Swartz’s attorney, Sean Chapman, said he has yet to see the indictment.
“He’s going to plead not guilty and fight the charges, but I really can’t comment beyond that,” Chapman told The Huffington Post.
Lee Gelernt, an attorney with the American Civil Liberties Union who represents Elena Rodríguez’s mother in a separate civil lawsuit, described the indictment as unprecedented.
“We believe it was justified and that it took too long,” Gelernt told HuffPost. “As far as we know, this is the first time there’s been an indictment in a cross-border shooting, so it’s a big deal … It sends an enormous message to the Border Patrol going forward that they cannot engage in these types of actions.”

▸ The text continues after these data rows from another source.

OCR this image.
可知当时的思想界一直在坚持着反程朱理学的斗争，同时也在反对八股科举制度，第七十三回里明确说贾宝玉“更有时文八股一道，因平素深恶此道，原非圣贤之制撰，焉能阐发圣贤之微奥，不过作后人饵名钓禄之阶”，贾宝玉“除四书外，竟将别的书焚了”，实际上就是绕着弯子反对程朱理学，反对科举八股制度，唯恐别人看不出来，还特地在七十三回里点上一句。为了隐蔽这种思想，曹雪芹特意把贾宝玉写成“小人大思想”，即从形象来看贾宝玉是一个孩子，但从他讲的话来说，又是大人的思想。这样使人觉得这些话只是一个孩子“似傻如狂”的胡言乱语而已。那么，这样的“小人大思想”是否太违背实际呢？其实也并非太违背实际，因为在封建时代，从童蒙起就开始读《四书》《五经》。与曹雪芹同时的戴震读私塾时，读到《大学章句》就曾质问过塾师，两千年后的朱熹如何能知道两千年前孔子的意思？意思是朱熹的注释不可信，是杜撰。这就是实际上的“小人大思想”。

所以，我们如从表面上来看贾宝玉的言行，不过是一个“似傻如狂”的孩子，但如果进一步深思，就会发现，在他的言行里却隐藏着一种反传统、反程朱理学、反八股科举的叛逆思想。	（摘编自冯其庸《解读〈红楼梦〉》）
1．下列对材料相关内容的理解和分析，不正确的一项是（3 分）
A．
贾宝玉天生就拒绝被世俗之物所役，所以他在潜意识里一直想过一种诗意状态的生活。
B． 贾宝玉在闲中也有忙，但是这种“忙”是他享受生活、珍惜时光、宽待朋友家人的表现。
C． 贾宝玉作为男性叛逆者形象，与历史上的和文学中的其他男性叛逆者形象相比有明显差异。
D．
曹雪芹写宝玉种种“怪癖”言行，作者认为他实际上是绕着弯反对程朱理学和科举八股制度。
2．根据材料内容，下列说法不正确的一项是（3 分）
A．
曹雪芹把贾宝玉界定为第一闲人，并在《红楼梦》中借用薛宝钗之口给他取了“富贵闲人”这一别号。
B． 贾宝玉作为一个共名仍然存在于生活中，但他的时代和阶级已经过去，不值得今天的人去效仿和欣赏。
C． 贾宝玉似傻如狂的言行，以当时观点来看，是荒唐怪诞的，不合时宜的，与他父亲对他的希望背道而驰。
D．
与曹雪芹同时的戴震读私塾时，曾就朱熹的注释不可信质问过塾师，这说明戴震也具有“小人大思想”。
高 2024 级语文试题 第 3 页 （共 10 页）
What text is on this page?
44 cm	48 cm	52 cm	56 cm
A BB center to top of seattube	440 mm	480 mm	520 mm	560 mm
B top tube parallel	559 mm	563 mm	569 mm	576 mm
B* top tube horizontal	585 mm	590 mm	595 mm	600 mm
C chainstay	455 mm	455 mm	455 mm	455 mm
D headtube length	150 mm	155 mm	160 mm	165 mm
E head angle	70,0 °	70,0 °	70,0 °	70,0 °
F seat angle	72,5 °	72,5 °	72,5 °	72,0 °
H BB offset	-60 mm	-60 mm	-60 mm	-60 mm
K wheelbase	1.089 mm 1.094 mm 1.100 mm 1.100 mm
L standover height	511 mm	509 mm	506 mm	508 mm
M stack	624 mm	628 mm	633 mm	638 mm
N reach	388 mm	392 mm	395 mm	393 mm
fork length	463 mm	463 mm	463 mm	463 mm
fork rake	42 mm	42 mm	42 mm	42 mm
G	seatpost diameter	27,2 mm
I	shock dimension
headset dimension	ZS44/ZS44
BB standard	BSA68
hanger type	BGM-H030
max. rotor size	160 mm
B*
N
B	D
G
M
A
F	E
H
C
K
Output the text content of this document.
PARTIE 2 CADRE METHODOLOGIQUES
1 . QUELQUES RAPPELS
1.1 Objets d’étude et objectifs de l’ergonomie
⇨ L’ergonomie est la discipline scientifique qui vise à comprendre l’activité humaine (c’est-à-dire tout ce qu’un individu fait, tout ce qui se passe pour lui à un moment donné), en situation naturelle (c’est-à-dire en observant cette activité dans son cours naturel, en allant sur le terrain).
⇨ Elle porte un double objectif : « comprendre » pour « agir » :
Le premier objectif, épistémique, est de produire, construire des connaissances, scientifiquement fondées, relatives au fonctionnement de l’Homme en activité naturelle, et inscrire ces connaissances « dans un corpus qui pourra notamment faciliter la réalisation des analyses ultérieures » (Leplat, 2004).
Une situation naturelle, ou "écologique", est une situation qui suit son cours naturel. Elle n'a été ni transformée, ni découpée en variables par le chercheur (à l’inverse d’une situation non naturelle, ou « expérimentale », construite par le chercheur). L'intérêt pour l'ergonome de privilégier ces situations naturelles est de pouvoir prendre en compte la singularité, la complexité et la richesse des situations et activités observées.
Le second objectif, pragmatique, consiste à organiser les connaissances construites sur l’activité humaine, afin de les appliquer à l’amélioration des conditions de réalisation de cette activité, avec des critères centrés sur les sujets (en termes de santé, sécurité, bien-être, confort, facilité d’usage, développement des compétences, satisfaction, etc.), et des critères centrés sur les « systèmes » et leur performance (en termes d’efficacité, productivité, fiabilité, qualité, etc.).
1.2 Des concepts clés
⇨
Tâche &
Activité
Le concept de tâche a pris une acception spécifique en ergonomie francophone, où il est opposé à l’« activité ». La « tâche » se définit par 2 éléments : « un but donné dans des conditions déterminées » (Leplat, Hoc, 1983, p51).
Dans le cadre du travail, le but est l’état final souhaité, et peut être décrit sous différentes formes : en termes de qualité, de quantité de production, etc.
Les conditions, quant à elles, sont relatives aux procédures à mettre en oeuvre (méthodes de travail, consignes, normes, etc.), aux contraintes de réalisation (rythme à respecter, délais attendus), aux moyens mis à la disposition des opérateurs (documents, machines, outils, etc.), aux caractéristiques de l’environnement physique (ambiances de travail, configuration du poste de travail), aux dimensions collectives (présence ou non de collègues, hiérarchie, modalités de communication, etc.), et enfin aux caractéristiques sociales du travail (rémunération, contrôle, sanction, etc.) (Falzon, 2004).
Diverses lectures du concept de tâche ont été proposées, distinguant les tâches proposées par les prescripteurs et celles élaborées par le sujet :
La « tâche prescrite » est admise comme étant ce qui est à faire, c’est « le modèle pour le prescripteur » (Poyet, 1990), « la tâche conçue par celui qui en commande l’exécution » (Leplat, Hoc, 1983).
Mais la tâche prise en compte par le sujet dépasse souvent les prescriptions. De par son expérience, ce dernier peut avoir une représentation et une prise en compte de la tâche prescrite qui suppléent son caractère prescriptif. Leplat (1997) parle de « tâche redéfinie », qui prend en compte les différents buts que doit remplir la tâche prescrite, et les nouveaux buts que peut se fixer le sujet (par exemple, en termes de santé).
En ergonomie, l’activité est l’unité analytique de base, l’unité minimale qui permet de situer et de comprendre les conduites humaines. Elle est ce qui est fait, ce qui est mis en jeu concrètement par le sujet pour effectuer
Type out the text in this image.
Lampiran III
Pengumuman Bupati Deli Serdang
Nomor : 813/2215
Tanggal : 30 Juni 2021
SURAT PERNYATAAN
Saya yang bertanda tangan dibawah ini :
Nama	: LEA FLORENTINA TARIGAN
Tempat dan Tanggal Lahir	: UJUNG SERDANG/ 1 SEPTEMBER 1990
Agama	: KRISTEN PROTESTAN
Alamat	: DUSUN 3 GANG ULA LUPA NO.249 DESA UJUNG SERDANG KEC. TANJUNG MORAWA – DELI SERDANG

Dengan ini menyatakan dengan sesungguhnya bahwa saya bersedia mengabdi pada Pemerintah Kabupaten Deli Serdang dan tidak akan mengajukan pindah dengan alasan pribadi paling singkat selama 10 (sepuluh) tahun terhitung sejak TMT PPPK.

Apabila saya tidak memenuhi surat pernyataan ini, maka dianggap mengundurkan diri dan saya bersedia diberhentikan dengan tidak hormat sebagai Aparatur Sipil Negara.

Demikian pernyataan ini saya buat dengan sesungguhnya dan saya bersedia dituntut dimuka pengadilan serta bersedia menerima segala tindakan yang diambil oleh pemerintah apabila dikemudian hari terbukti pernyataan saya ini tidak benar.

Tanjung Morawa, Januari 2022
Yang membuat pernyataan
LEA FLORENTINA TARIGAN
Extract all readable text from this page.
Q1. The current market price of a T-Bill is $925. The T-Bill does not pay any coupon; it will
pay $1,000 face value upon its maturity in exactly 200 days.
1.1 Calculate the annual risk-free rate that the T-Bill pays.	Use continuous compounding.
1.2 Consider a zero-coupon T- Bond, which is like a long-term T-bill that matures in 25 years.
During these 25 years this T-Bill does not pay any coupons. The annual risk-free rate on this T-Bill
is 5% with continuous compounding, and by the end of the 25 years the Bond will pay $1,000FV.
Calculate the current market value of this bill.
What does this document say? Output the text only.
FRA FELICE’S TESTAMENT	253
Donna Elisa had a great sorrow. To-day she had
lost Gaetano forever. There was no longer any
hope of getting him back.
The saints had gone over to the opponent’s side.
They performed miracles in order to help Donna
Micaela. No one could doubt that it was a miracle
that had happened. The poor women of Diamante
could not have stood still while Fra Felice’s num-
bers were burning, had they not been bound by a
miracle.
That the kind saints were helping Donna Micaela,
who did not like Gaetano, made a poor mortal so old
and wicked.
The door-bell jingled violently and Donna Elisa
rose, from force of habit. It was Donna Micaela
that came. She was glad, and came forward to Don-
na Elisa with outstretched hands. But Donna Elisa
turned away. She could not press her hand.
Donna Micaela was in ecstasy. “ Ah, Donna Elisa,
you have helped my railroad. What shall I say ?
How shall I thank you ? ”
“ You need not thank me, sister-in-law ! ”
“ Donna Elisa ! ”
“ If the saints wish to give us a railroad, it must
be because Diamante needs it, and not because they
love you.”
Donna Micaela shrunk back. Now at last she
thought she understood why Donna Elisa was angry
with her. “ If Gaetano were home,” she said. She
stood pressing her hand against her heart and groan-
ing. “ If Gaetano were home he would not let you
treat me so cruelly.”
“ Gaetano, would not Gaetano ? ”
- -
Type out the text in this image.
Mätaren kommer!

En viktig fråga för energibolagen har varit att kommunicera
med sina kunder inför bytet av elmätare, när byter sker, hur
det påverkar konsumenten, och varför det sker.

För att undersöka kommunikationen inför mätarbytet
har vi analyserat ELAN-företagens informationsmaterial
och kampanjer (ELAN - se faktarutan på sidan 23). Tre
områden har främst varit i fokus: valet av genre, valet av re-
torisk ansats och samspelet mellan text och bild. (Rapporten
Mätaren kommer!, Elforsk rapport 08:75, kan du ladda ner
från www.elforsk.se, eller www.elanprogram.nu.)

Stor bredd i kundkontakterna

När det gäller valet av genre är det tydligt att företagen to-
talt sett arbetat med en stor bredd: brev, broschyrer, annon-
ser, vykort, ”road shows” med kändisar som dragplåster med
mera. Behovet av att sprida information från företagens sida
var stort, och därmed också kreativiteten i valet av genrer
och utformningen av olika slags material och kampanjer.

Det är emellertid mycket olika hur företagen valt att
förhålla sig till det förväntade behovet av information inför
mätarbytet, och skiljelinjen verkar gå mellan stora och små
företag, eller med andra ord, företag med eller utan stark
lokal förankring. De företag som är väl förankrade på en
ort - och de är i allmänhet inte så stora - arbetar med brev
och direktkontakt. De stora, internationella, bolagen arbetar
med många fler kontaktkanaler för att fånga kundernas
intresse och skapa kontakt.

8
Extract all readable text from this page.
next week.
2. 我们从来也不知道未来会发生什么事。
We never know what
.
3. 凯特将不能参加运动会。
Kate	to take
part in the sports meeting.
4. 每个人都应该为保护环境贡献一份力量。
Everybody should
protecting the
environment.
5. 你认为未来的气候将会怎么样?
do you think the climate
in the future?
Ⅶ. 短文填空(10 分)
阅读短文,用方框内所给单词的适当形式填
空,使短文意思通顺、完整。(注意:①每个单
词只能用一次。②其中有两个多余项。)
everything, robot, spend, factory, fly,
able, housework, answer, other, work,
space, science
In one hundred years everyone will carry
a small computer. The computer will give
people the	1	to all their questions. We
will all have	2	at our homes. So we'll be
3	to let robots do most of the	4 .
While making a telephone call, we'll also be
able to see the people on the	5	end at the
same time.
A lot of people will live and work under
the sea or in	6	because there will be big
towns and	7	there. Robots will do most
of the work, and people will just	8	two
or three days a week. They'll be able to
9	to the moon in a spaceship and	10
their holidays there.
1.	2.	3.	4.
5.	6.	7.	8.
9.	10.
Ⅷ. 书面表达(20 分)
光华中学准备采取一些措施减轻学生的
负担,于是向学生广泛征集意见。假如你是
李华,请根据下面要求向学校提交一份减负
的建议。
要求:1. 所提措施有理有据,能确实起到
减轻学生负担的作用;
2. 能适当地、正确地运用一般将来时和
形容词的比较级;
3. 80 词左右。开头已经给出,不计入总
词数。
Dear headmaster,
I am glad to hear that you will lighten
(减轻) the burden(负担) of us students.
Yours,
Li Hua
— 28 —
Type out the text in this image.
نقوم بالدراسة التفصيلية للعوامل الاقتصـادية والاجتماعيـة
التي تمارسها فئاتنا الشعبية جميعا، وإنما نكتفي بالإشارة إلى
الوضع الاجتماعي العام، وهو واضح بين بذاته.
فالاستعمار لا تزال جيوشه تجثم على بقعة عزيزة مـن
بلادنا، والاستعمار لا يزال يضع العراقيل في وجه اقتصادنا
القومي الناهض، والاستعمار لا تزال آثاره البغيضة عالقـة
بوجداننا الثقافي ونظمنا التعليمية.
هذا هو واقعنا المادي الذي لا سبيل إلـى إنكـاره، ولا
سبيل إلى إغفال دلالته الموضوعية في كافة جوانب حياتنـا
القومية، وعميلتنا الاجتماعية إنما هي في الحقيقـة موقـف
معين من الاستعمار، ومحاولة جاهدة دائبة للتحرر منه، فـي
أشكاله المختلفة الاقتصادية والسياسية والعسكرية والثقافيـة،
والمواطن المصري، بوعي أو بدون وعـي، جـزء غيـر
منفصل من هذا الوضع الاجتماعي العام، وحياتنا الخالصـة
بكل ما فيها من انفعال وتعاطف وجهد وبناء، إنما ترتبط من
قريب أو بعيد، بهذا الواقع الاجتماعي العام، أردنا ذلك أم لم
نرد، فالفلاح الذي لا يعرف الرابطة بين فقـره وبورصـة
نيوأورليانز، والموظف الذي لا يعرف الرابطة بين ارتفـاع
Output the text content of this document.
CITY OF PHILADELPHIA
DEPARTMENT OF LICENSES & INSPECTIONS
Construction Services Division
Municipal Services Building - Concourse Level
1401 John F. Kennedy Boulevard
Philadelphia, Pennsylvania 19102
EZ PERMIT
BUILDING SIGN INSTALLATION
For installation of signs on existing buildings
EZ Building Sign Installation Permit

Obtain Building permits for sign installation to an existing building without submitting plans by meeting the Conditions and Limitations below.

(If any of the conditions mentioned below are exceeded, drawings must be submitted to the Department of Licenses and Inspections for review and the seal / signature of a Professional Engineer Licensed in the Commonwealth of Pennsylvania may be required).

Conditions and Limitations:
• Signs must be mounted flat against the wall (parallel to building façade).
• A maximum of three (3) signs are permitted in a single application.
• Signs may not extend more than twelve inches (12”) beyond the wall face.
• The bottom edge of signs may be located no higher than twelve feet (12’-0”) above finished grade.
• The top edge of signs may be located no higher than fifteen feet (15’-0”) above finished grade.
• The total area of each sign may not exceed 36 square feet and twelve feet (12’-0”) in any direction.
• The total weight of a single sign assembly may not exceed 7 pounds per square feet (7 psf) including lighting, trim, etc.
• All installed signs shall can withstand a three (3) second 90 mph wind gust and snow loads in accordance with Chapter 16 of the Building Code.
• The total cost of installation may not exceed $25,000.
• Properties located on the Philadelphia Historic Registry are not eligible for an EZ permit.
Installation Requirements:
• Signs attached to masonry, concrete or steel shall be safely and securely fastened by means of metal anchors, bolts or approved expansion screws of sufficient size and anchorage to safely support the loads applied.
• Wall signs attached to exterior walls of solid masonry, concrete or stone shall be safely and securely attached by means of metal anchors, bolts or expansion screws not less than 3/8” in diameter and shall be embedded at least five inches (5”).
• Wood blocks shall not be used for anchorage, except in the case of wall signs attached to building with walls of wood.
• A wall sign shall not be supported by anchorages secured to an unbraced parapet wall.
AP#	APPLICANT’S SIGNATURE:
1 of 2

“But it also has tremendous importance for the family,” Gelernt added. “They’ve been going against this faceless entity in the United States, not knowing if anyone is taking their claims seriously.”
A spokesman for U.S. Customs and Border Protection, the Border Patrol’s parent agency, declined to discuss the charge, saying, “It would be inappropriate for CBP to comment because it is an ongoing investigation.”